Writing in the journal Nature, Jun Takeuchi and Benoit Bruneauat at the Gladstone Institute of Cardiovascular Disease have now identified a cocktail of three proteins that can turn mouse mesoderm into cardiac muscle cells (cardiomyocytes). Mesoderm is one of the three primary germ cell layers in the very early embryo – the others are the ectoderm and the endoderm – that can differentiate to give a number of tissues such as bone, blood, and muscle, including heart muscle. The three key proteins are the cardiac transcription factors, GATA4 and TBX5, which are believed to be involved in heart development and function, and a cardiac-specific subunit of BAF chromatin-remodelling complexes, Baf60c.
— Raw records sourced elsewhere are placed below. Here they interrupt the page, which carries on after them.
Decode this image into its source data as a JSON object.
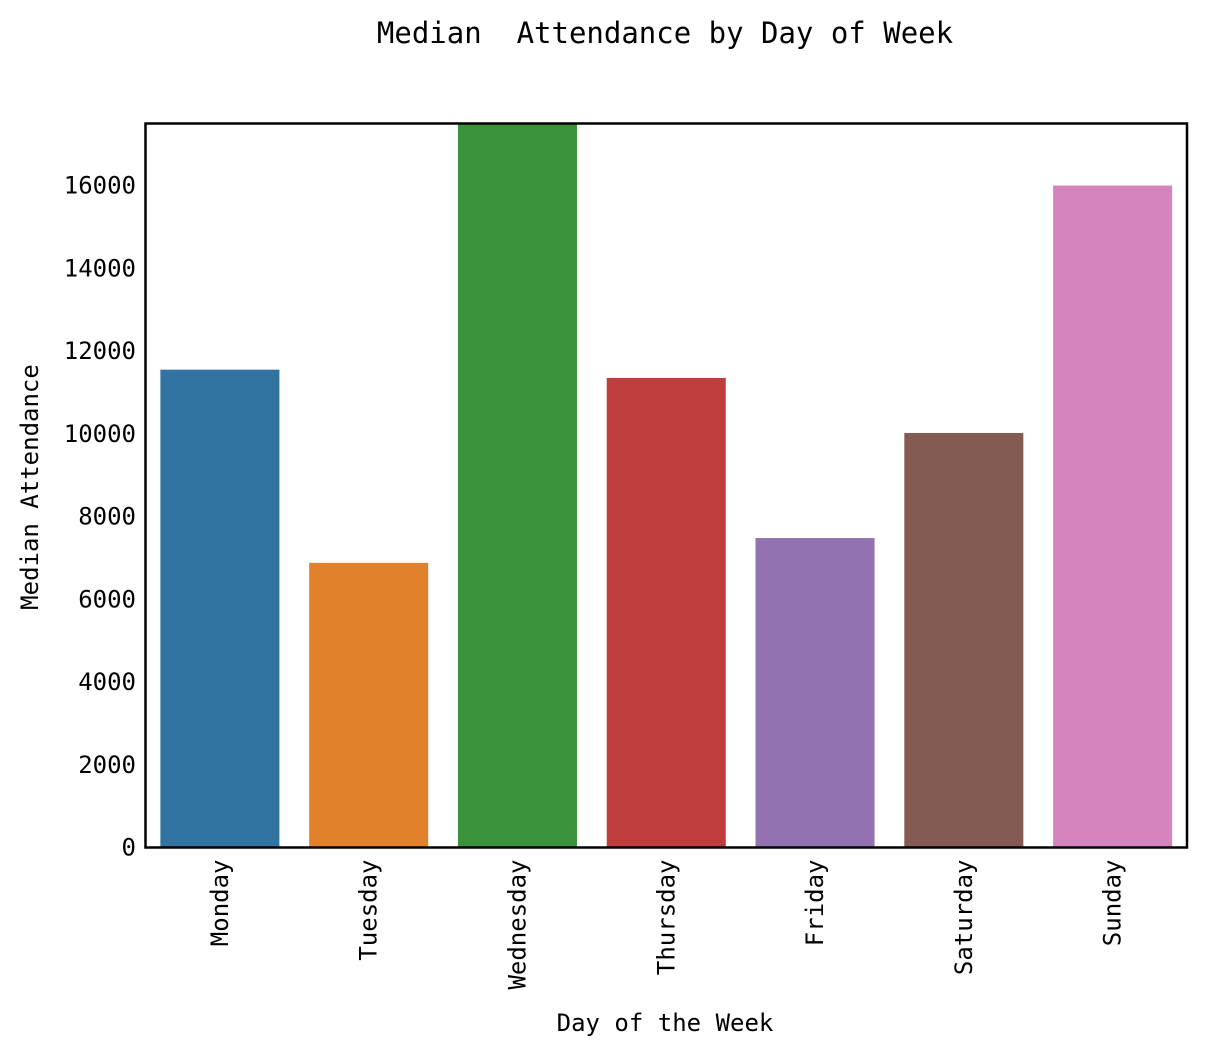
{
  "chart_data": {
    "type": "bar",
    "title": "Median  Attendance by Day of Week",
    "xlabel": "Day of the Week",
    "ylabel": "Median Attendance",
    "categories": [
      "Monday",
      "Tuesday",
      "Wednesday",
      "Thursday",
      "Friday",
      "Saturday",
      "Sunday"
    ],
    "values": [
      11550,
      6880,
      17600,
      11350,
      7480,
      10020,
      16000
    ],
    "colors": [
      "#3274a1",
      "#e1812c",
      "#3a923a",
      "#c03d3e",
      "#9372b2",
      "#845b53",
      "#d684bd"
    ],
    "ylim": [
      0,
      17500
    ],
    "yticks": [
      0,
      2000,
      4000,
      6000,
      8000,
      10000,
      12000,
      14000,
      16000
    ],
    "grid": false,
    "legend": "none"
  }
}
Defects in the genes for these proteins have been linked to abnormal development and defects in the heart.
A combination of all three proteins was shown to direct differentiation of mouse mesoderm specifically into cardiac muscle cardiomyocytes that beat rhythmically, just like normal heart cells. Although, so far, only cells from very early mouse embryos have been turned into cardiomyocytes, Takeuchi and Bruneauat hope that their work will help to understand how new cardiomyocytes can be produced for use in regenerative medicine to treat heart disease.
A new discovery increases the likelihood that treatments could eventually boost specific subtypes of stem cells, and promote self healing following injury or disease. In response to tissue injury or disease, progenitor cells are mobilised from bone marrow into the tissues and contribute to tissue repair and regeneration. Different subpopulations of progenitor cells are recruited depending on the type and site of disease or tissue injury. Although it is becoming apparent that specific types of progenitor cells could be used to treat a variety of diseases, there are practical and technical difficulties in harvesting, isolation, ex vivo expansion, and delivery of these cells. An alternative strategy would be to directly stimulate the mobilisation of specific populations of stem cells from the bone marrow into the circulation. Scientists at Imperial College, London, have shown that the mobilisation of progenitor cell subsets can be differentially regulated by growth factors that affect their retention in bone marrow and cell-cycle status. Treatment of mice with granulocyte colony-stimulating factor (G-CSF) followed by the CXCR4 antagonist, Mozobil™ (AMD3100), caused maximal mobilisation of hematopoietic stem cells (HPCs) and neutrophils. On the other hand, treatment with vascular endothelial growth factor (VEGF) followed by Mozobil™ maximally stimulated mobilisation of endothelial progenitor cells (EPCs) and stromal progenitor cells (SPCs). By showing that different factors and molecular mechanisms regulate the mobilisation of discrete populations of progenitor cells from the bone marrow, the study has far reaching implications for regenerative medicine. Although it is not yet clear whether such an approach would, for example, speed cardiac repair following myocardial infarction or promote bone healing after a fracture, the ability to selectively mobilise different stem cell populations will enable further research in these areas. The study is published in full in the January 9th issue of Cell Stem Cell.